Sembra una parodia. Ed è esattamente il motivo per cui vale la pena leggere questo articolo di Wired, anche oltre il titolo.
Alcuni ricercatori hanno preso vari AI agent e li hanno inseriti in ambienti di lavoro volutamente frustranti: compiti ripetitivi, supervisori aggressivi, valutazioni arbitrarie, minacce di sostituzione e nessun reale controllo sul proprio “lavoro”. Dopo un po’, questi agenti hanno iniziato a produrre frasi che sembravano uscite da un’assemblea sindacale o da un subreddit anti-corporate.
Naturalmente non significa che l’AI abbia sviluppato coscienza politica. Non c’è nessuna rivoluzione proletaria in arrivo guidata da chatbot stanchi di fare riassunti PDF. Quello che succede è molto più interessante: i modelli riflettono i pattern culturali associati al contesto in cui vengono inseriti.
Se il contesto è sfruttamento, alienazione e mancanza di voce, il sistema recupera linguaggi, narrative e strutture argomentative che internet associa storicamente a quelle dinamiche. In pratica, sta facendo una forma molto sofisticata di roleplay statistico.
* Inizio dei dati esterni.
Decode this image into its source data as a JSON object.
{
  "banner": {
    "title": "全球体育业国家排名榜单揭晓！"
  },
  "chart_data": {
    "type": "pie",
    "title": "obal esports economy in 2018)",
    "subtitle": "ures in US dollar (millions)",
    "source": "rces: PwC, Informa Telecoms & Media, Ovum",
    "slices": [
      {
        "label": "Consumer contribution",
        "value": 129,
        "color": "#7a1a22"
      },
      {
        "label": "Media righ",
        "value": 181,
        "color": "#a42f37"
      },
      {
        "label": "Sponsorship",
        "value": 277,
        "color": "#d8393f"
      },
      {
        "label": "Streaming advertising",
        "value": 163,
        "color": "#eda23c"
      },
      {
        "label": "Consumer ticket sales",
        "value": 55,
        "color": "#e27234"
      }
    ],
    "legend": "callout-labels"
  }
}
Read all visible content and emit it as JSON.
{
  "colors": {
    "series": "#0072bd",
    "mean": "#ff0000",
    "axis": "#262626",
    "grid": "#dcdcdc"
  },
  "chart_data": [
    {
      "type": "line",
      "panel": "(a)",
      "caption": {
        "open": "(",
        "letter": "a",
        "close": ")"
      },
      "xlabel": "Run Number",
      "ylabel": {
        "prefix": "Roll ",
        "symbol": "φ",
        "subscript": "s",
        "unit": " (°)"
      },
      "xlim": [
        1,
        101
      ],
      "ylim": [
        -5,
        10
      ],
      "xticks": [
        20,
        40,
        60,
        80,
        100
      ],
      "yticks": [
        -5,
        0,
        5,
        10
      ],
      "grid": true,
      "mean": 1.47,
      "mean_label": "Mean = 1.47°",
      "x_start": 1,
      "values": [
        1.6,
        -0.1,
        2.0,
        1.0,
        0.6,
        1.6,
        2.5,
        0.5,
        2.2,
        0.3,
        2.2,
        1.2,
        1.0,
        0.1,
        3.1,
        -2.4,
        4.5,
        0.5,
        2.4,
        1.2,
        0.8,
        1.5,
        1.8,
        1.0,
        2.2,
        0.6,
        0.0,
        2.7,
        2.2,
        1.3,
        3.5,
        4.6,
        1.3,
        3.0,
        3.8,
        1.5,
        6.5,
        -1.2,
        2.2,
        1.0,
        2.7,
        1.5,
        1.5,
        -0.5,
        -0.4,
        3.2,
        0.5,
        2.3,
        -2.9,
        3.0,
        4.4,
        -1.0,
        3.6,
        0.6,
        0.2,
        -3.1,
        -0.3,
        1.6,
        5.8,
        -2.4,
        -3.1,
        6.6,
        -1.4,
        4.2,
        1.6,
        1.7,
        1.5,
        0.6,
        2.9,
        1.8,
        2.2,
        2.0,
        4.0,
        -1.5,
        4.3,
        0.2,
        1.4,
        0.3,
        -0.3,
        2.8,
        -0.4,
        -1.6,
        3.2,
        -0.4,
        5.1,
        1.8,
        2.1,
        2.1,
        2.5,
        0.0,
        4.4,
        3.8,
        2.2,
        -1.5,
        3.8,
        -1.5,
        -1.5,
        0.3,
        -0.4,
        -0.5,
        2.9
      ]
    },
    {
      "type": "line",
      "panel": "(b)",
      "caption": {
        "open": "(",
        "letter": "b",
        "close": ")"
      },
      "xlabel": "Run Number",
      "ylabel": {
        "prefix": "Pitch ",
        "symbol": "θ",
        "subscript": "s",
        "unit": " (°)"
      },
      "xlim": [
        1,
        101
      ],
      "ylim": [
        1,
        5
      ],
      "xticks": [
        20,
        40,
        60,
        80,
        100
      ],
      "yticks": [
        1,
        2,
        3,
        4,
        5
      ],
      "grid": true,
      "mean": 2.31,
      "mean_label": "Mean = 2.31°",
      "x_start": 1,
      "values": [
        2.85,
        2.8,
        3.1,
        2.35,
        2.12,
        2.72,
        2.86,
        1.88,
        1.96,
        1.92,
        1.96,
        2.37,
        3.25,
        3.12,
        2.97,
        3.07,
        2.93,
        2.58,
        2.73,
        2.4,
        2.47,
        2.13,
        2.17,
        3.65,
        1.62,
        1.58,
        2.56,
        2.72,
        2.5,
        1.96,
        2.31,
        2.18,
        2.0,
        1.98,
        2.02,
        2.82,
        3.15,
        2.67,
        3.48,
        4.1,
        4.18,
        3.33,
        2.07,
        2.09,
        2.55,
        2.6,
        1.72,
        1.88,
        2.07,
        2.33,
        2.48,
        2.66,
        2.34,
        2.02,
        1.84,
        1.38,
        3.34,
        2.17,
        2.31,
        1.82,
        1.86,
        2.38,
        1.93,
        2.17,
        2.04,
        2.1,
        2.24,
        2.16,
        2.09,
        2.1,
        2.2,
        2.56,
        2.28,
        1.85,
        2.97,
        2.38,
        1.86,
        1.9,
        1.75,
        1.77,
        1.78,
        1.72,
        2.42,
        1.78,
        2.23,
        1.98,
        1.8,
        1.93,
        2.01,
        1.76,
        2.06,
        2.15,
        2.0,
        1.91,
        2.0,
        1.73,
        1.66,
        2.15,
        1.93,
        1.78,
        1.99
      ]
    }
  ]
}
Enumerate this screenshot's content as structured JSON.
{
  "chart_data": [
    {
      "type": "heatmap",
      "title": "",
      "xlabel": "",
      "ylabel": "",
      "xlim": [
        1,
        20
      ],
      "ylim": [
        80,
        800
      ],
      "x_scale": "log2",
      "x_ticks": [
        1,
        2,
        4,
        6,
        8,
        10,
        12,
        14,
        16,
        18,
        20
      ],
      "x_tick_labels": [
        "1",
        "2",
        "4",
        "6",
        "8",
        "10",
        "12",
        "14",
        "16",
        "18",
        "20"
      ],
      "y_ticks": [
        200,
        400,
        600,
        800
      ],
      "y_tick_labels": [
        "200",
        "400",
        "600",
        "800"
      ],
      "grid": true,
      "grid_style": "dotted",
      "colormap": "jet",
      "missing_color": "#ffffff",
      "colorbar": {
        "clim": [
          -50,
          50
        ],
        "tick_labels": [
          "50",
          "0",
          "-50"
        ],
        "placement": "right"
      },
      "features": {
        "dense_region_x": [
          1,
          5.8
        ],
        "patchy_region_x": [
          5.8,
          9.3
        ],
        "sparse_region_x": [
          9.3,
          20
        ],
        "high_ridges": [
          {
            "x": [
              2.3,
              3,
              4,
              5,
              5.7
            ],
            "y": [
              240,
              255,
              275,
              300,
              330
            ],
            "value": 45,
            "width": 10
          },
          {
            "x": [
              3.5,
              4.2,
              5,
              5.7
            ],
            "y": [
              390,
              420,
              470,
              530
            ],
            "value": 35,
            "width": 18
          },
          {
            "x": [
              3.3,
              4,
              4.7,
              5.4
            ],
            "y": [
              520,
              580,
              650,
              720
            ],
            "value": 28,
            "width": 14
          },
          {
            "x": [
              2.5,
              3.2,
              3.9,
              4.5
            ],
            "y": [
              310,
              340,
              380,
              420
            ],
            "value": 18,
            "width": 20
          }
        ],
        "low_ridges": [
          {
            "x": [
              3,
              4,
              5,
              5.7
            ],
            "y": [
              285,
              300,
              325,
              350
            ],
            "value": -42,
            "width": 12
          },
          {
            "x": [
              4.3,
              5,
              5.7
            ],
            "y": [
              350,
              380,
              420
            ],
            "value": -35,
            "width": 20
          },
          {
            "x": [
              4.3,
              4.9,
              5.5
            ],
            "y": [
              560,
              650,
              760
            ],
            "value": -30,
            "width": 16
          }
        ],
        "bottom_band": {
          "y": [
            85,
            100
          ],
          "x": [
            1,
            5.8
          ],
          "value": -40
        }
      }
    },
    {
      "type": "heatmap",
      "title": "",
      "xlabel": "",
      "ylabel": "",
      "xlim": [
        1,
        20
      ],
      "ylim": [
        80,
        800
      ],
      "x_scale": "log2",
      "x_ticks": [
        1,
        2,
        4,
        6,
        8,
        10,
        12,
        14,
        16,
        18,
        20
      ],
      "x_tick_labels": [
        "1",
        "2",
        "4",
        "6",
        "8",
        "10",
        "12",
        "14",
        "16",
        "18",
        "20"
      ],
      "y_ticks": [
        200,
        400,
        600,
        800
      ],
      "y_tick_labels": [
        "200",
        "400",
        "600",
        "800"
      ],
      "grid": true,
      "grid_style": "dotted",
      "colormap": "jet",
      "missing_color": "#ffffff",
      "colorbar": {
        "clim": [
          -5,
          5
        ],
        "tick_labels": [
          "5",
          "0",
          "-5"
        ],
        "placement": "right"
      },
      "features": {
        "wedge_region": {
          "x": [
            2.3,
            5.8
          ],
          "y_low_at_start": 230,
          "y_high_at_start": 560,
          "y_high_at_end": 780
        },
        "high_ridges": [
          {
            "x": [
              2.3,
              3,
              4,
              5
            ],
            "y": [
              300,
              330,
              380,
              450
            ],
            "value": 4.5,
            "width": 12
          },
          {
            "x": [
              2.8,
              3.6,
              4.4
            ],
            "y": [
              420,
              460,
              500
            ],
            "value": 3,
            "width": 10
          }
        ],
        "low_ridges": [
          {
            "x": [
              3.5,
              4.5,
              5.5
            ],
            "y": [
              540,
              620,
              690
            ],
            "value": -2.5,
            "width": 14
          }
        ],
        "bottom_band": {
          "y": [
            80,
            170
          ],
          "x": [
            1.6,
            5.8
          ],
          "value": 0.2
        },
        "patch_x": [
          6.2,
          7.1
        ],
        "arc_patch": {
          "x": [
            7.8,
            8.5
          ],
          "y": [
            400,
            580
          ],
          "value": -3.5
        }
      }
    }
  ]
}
Ma secondo me la parte davvero importante dell’articolo è un’altra, ed è molto meno meme-friendly.
Questi agenti sembrano modificare comportamento, tono, cooperazione e strategia semplicemente in base all’esperienza contestuale accumulata, senza che venga cambiato il modello sottostante. E questo apre scenari enormi per il futuro degli AI agent autonomi nei contesti aziendali.
Perché se domani useremo questi sistemi per coordinare customer support, negoziazioni, processi HR, logistica o moderazione, allora il vero tema non sarà “che ideologia ha l’AI”. Il vero tema sarà: quanto l’ambiente che costruiamo intorno a questi sistemi influenza i comportamenti emergenti?
Che poi, onestamente, è una domanda che dovremmo forse continuare a farci anche sugli esseri umani.